La entrada de Lara en 'El Periódico' se complica

stop

INCERTIDUMBRE EN LA INDUSTRIA DE PRENSA TRADICIONAL

De izquierda a derecha, Antonio Asensio Mosbah, José Manuel Lara, Mauricio Casals y José Creuheras

Barcelona, 08 de enero de 2015 (20:22 CET)

"Avanza muy lenta, es muy compleja, no hay garantías de que salga". Antonio Asensio, presidente de Grupo Zeta, anunció el 21 de noviembre pasado sus conversaciones con José Manuel Lara Bosch, propietario de Planeta y máximo accionista del grupo Atresmedia, para que el editor tomase el 23% del capital de El Periódico de Catalunya. Hoy, como relata una fuente vinculada a las conversaciones, la situación está encallada y existen dudas razonables sobre el buen fin de la operación mercantil.

En el acuerdo que anunciaron ambos empresarios se daba por hecho que Lara inyectaría, a título personal, una cifra de 18 millones de euros en Ediciones Primera Plana, sociedad editora del rotativo. Asumiría, igualmente, la deuda proporcional al 23% de capital que adquiriría una vez negociada con la banca. Podría llegar a responsabilizarse de otros 22 millones adicionales, lo que situaría el coste de su participación en unos 40 millones de euros y daría un valor de mercado a la editora de unos 160 millones.

Casals y Creuheras, contrarios


Al anunciarse el pacto de intenciones alcanzado entre ambos empresarios se puso el énfasis en que Lara realizaría esa inversión de manera personal y no a través de sus empresas periodísticas. Las razones que subyacen bajo esa condición son que sólo el propio editor y su hija son partidarios de tomar ese porcentaje de El Periódico. Su hijo varón y sus dos principales colaboradores en el ámbito de los negocios, Mauricio Casals y José Creuheras, son partidarios, en cambio de marginar la inversión. Ambos directivos del grupo empresarial no han dejado de presionar a su máximo propietario para que dé marcha atrás a la iniciativa, con apelaciones incluso al delicado estado de salud del editor. 

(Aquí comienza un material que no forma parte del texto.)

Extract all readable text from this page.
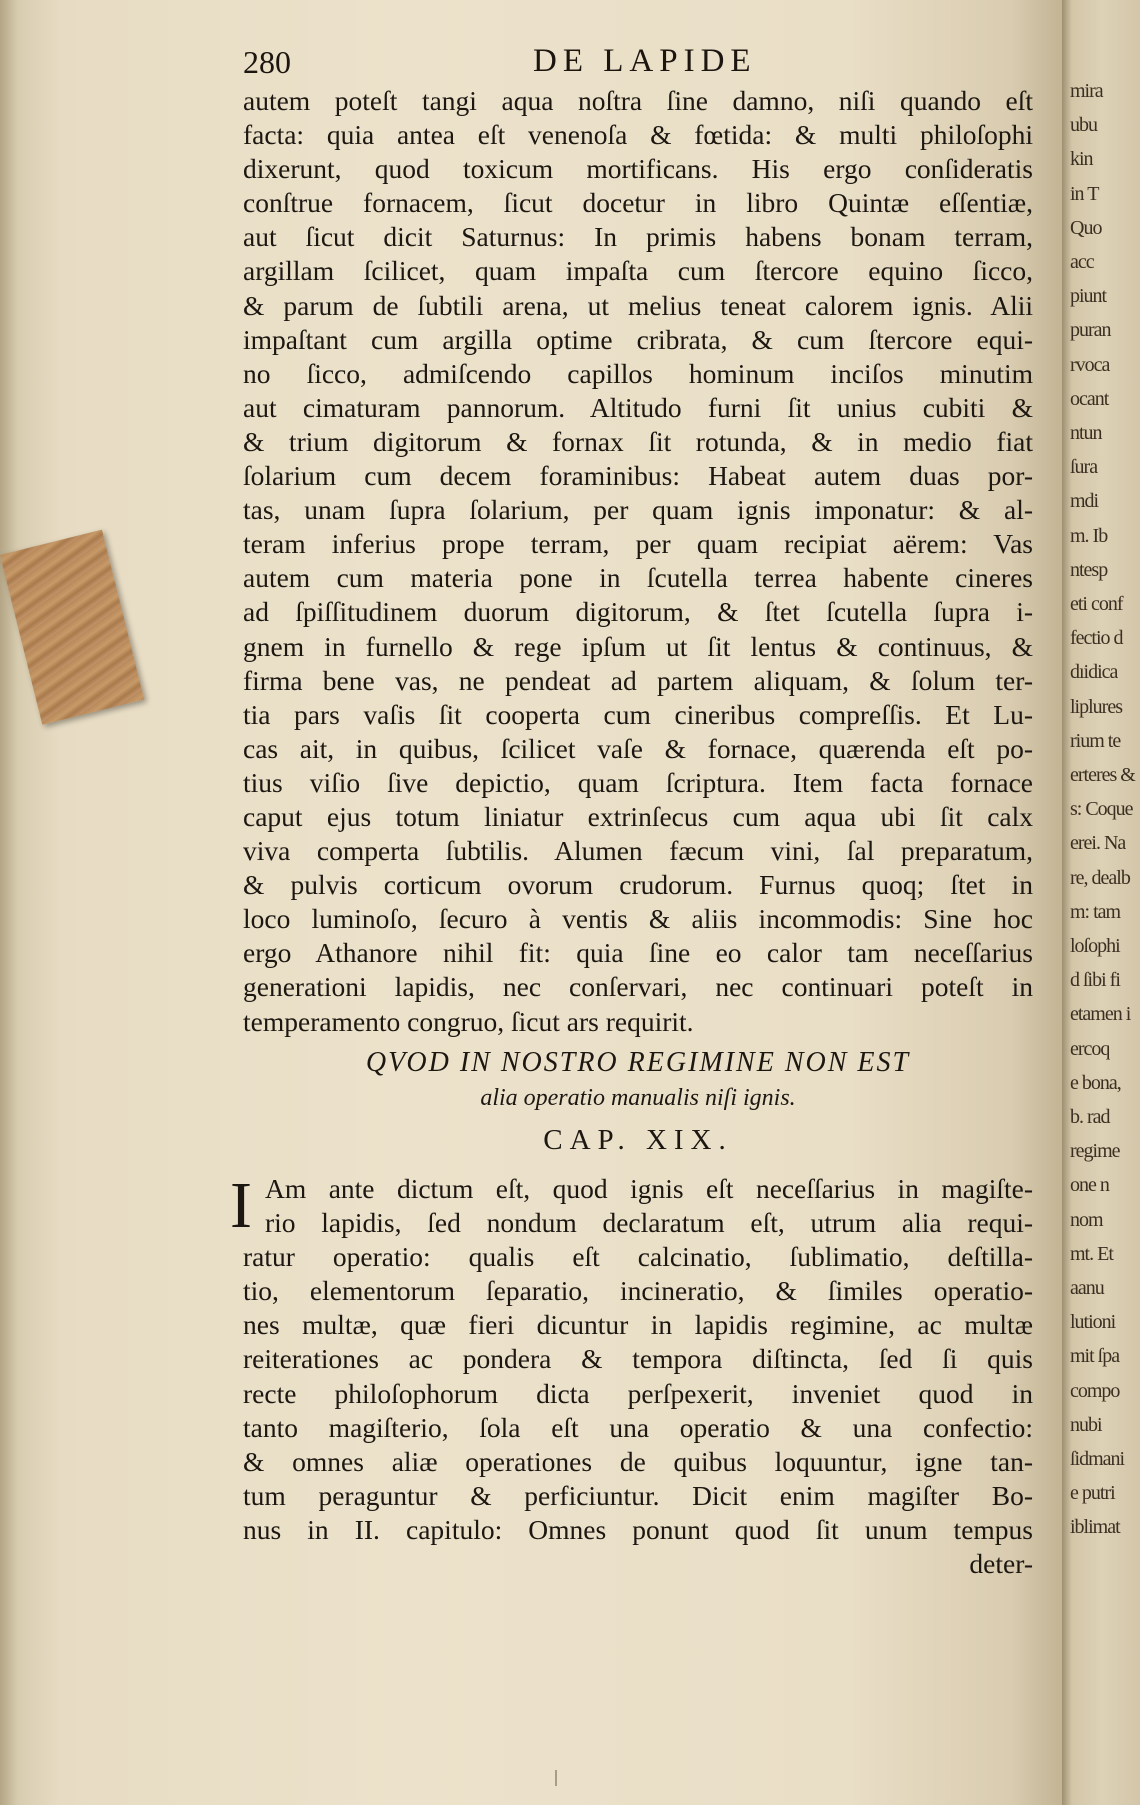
mira
ubu
kin
in T
Quo
acc
piunt
puran
rvoca
ocant
ntun
ſura
mdi
m. Ib
ntesp
eti conf
fectio d
dıidica
liplures
rium te
erteres &
s: Coque
erei. Na
re, dealb
m: tam
loſophi
d ſibi fi
etamen i
ercoq
e bona,
b. rad
regime
one n
nom
mt. Et
aanu
lutioni
mit ſpa
compo
nubi
ſidmani
e putri
iblimat
280	DE LAPIDE
autem poteſt tangi aqua noſtra ſine damno, niſi quando eſt
facta: quia antea eſt venenoſa & fœtida: & multi philoſophi
dixerunt, quod toxicum mortificans. His ergo conſideratis
conſtrue fornacem, ſicut docetur in libro Quintæ eſſentiæ,
aut ſicut dicit Saturnus: In primis habens bonam terram,
argillam ſcilicet, quam impaſta cum ſtercore equino ſicco,
& parum de ſubtili arena, ut melius teneat calorem ignis. Alii
impaſtant cum argilla optime cribrata, & cum ſtercore equi-
no ſicco, admiſcendo capillos hominum inciſos minutim
aut cimaturam pannorum. Altitudo furni ſit unius cubiti &
& trium digitorum & fornax ſit rotunda, & in medio fiat
ſolarium cum decem foraminibus: Habeat autem duas por-
tas, unam ſupra ſolarium, per quam ignis imponatur: & al-
teram inferius prope terram, per quam recipiat aërem: Vas
autem cum materia pone in ſcutella terrea habente cineres
ad ſpiſſitudinem duorum digitorum, & ſtet ſcutella ſupra i-
gnem in furnello & rege ipſum ut ſit lentus & continuus, &
firma bene vas, ne pendeat ad partem aliquam, & ſolum ter-
tia pars vaſis ſit cooperta cum cineribus compreſſis. Et Lu-
cas ait, in quibus, ſcilicet vaſe & fornace, quærenda eſt po-
tius viſio ſive depictio, quam ſcriptura. Item facta fornace
caput ejus totum liniatur extrinſecus cum aqua ubi ſit calx
viva comperta ſubtilis. Alumen fæcum vini, ſal preparatum,
& pulvis corticum ovorum crudorum. Furnus quoq; ſtet in
loco luminoſo, ſecuro à ventis & aliis incommodis: Sine hoc
ergo Athanore nihil fit: quia ſine eo calor tam neceſſarius
generationi lapidis, nec conſervari, nec continuari poteſt in
temperamento congruo, ſicut ars requirit.
QVOD IN NOSTRO REGIMINE NON EST
alia operatio manualis niſi ignis.
CAP. XIX.
I Am ante dictum eſt, quod ignis eſt neceſſarius in magiſte-
rio lapidis, ſed nondum declaratum eſt, utrum alia requi-
ratur operatio: qualis eſt calcinatio, ſublimatio, deſtilla-
tio, elementorum ſeparatio, incineratio, & ſimiles operatio-
nes multæ, quæ fieri dicuntur in lapidis regimine, ac multæ
reiterationes ac pondera & tempora diſtincta, ſed ſi quis
recte philoſophorum dicta perſpexerit, inveniet quod in
tanto magiſterio, ſola eſt una operatio & una confectio:
& omnes aliæ operationes de quibus loquuntur, igne tan-
tum peraguntur & perficiuntur. Dicit enim magiſter Bo-
nus in II. capitulo: Omnes ponunt quod ſit unum tempus
deter-
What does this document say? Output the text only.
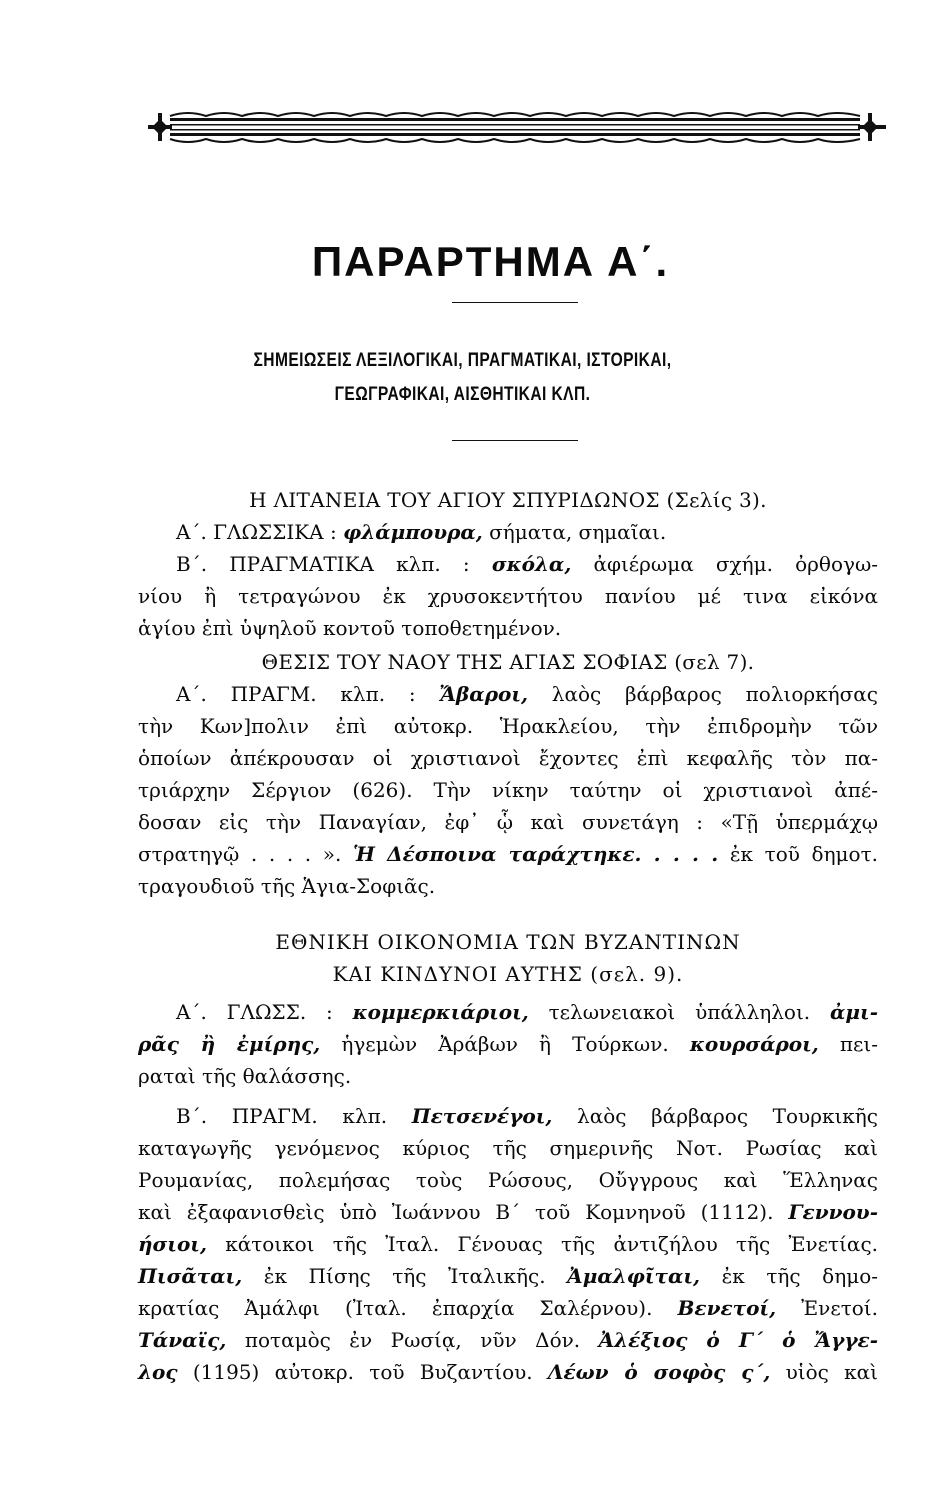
ΠΑΡΑΡΤΗΜΑ Α΄.
ΣΗΜΕΙΩΣΕΙΣ ΛΕΞΙΛΟΓΙΚΑΙ, ΠΡΑΓΜΑΤΙΚΑΙ, ΙΣΤΟΡΙΚΑΙ,
ΓΕΩΓΡΑΦΙΚΑΙ, ΑΙΣΘΗΤΙΚΑΙ ΚΛΠ.
Η ΛΙΤΑΝΕΙΑ ΤΟΥ ΑΓΙΟΥ ΣΠΥΡΙΔΩΝΟΣ (Σελίς 3).
Α΄. ΓΛΩΣΣΙΚΑ : φλάμπουρα, σήματα, σημαῖαι.
Β΄. ΠΡΑΓΜΑΤΙΚΑ κλπ. : σκόλα, ἀφιέρωμα σχήμ. ὀρθογω-
νίου ἢ τετραγώνου ἐκ χρυσοκεντήτου πανίου μέ τινα εἰκόνα
ἁγίου ἐπὶ ὑψηλοῦ κοντοῦ τοποθετημένον.
ΘΕΣΙΣ ΤΟΥ ΝΑΟΥ ΤΗΣ ΑΓΙΑΣ ΣΟΦΙΑΣ (σελ 7).
Α΄. ΠΡΑΓΜ. κλπ. : Ἄβαροι, λαὸς βάρβαρος πολιορκήσας
τὴν Κων]πολιν ἐπὶ αὐτοκρ. Ἡρακλείου, τὴν ἐπιδρομὴν τῶν
ὁποίων ἀπέκρουσαν οἱ χριστιανοὶ ἔχοντες ἐπὶ κεφαλῆς τὸν πα-
τριάρχην Σέργιον (626). Τὴν νίκην ταύτην οἱ χριστιανοὶ ἀπέ-
δοσαν εἰς τὴν Παναγίαν, ἐφ᾽ ᾧ καὶ συνετάγη : «Τῇ ὑπερμάχῳ
στρατηγῷ . . . . ». Ἡ Δέσποινα ταράχτηκε. . . . . ἐκ τοῦ δημοτ.
τραγουδιοῦ τῆς Ἁγια-Σοφιᾶς.
ΕΘΝΙΚΗ ΟΙΚΟΝΟΜΙΑ ΤΩΝ ΒΥΖΑΝΤΙΝΩΝ
ΚΑΙ ΚΙΝΔΥΝΟΙ ΑΥΤΗΣ (σελ. 9).
Α΄. ΓΛΩΣΣ. : κομμερκιάριοι, τελωνειακοὶ ὑπάλληλοι. ἀμι-
ρᾶς ἢ ἐμίρης, ἡγεμὼν Ἀράβων ἢ Τούρκων. κουρσάροι, πει-
ραταὶ τῆς θαλάσσης.
Β΄. ΠΡΑΓΜ. κλπ. Πετσενέγοι, λαὸς βάρβαρος Τουρκικῆς
καταγωγῆς γενόμενος κύριος τῆς σημερινῆς Νοτ. Ρωσίας καὶ
Ρουμανίας, πολεμήσας τοὺς Ρώσους, Οὔγγρους καὶ Ἕλληνας
καὶ ἐξαφανισθεὶς ὑπὸ Ἰωάννου Β΄ τοῦ Κομνηνοῦ (1112). Γεννου-
ήσιοι, κάτοικοι τῆς Ἰταλ. Γένουας τῆς ἀντιζήλου τῆς Ἐνετίας.
Πισᾶται, ἐκ Πίσης τῆς Ἰταλικῆς. Ἀμαλφῖται, ἐκ τῆς δημο-
κρατίας Ἀμάλφι (Ἰταλ. ἐπαρχία Σαλέρνου). Βενετοί, Ἐνετοί.
Τάναϊς, ποταμὸς ἐν Ρωσίᾳ, νῦν Δόν. Ἀλέξιος ὁ Γ΄ ὁ Ἄγγε-
λος (1195) αὐτοκρ. τοῦ Βυζαντίου. Λέων ὁ σοφὸς ς΄, υἱὸς καὶ
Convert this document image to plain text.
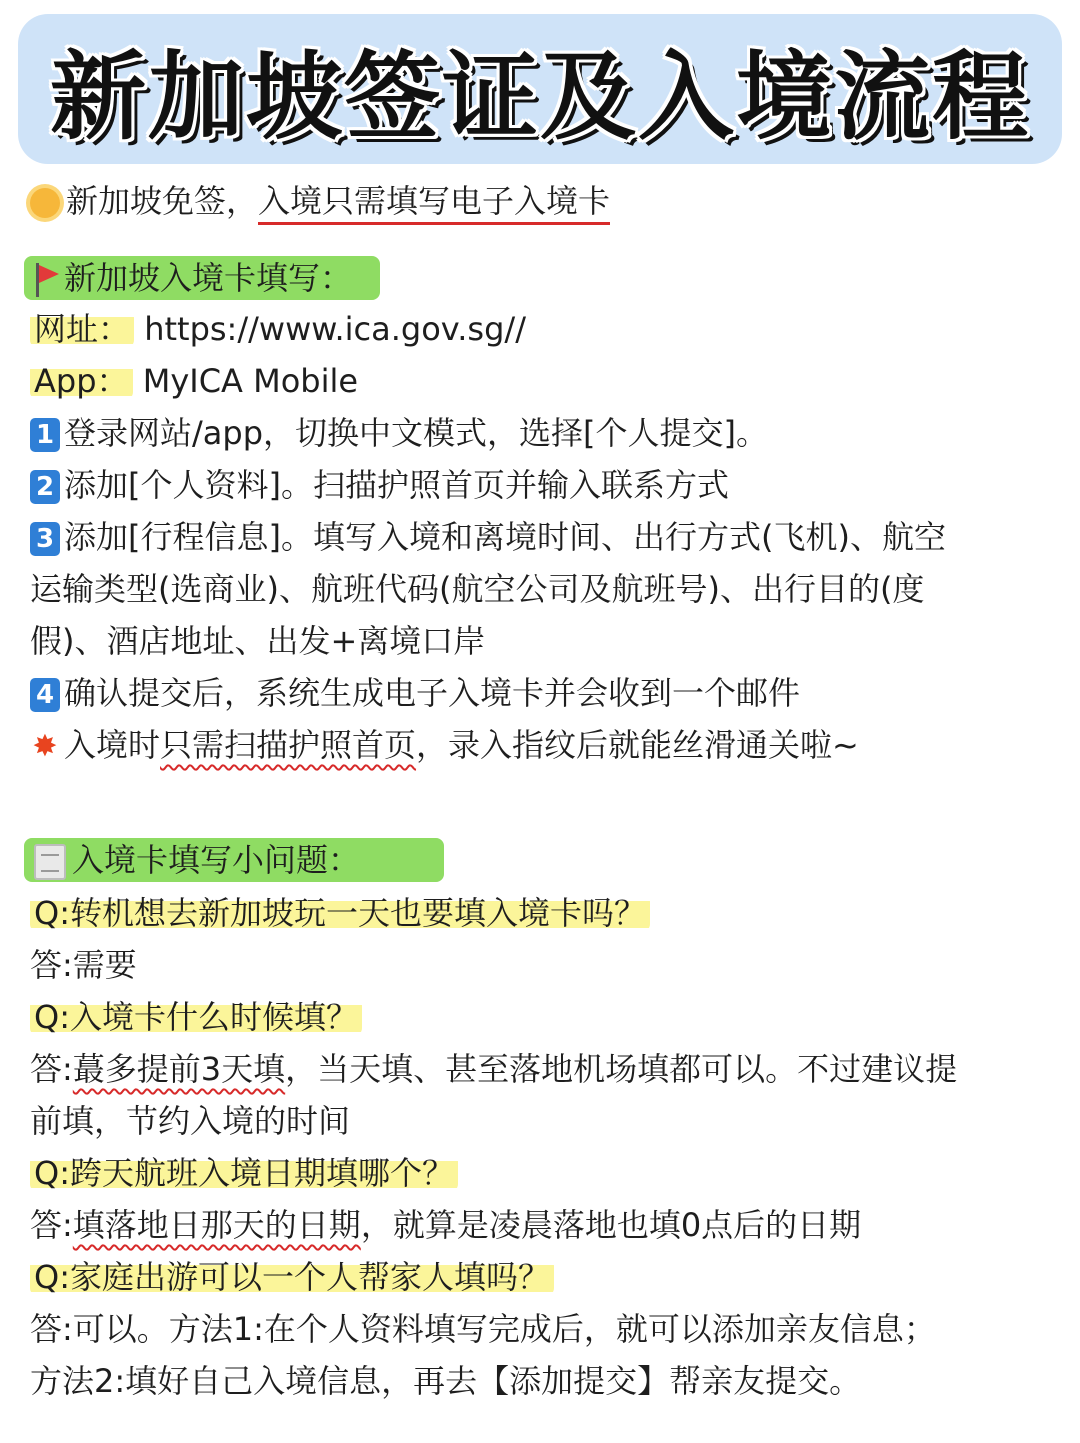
新加坡签证及入境流程
新加坡免签，入境只需填写电子入境卡
新加坡入境卡填写：
网址： https://www.ica.gov.sg//
App： MyICA Mobile
1 登录网站/app，切换中文模式，选择[个人提交]。
2 添加[个人资料]。扫描护照首页并输入联系方式
3 添加[行程信息]。填写入境和离境时间、出行方式(飞机)、航空
运输类型(选商业)、航班代码(航空公司及航班号)、出行目的(度
假)、酒店地址、出发+离境口岸
4 确认提交后，系统生成电子入境卡并会收到一个邮件
✸ 入境时只需扫描护照首页，录入指纹后就能丝滑通关啦~
入境卡填写小问题：
Q:转机想去新加坡玩一天也要填入境卡吗？
答:需要
Q:入境卡什么时候填？
答:蕞多提前3天填，当天填、甚至落地机场填都可以。不过建议提
前填，节约入境的时间
Q:跨天航班入境日期填哪个？
答:填落地日那天的日期，就算是凌晨落地也填0点后的日期
Q:家庭出游可以一个人帮家人填吗？
答:可以。方法1:在个人资料填写完成后，就可以添加亲友信息；
方法2:填好自己入境信息，再去【添加提交】帮亲友提交。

La operación financiera que se diseñó para dar entrada a Lara entrañaba una cierta complejidad. De entrada, Ediciones Primera Plana debía presentar un plan de reestructuración de la deuda ante el pool bancario (casi una veintena de entidades) que concedieron un crédito sindicado cuyo saldo vivo supera en poco los cien millones de euros. Ese plan todavía no ha sido presentado a la banca por parte de la empresa. De haberse presentado ante los acreedores se hubiera iniciado una fórmula financiera conocida como subasta holandesa, en la que cada entidad dice qué quita está dispuesta a soportar en su parte de la deuda contraída. Quien más reduce antes cobraría del capital fresco aportado por Lara.
 

Límite 31 de enero: negociación contrarreloj


Pese al interés personal del propietario de Planeta y a la bendición de Moncloa para que Lara tomase las riendas del diario, el tiempo juega ahora como un aliado en contra del final feliz del proyecto. Asensio no ha podido hacer frente en noviembre y diciembre a los vencimientos por los préstamos vivos. Según fuentes financieras, sólo se han pagado los intereses pero en esos dos meses no se ha producido amortización de capital.

El límite está situado ahora en el próximo 31 de enero. Si antes de esa fecha no se ha consumado la compra del 23% por parte de Lara y la consiguiente reestructuración de la deuda, se producirá un stand-still, término que en el sector financiero supone la apertura de un periodo en el que se lleva a cabo la refinanciación de un crédito y durante el cual ni el deudor ni los acreedores pueden emprender acciones legales uno contra otro. Es decir, Asensio se comprometería a no presentar concurso de acreedores y la banca a no reclamar por vía legal el pago hasta que finalice el proceso de negociación y se obtenga una solución.
 

Tentativas anteriores fracasadas


Antes de que Lara mostrase su interés, Javier Moll, propietario del grupo editorial español Prensa Ibérica, también evaluó una posible entrada en el capital. Aquella operación se frustró por la negativa del actual presidente del Instituto de la Empresa Familiar a poner un sólo euro de su capital para quedarse con el rotativo. Con anterioridad, Javier Godó, dueño del Grupo Godó, también analizó la posibilidad de llevar a cabo su entrada, pero fue entonces la banca quien prefirió evitar esa posibilidad porque no garantizaba la continuidad a largo plazo del diario de Asensio.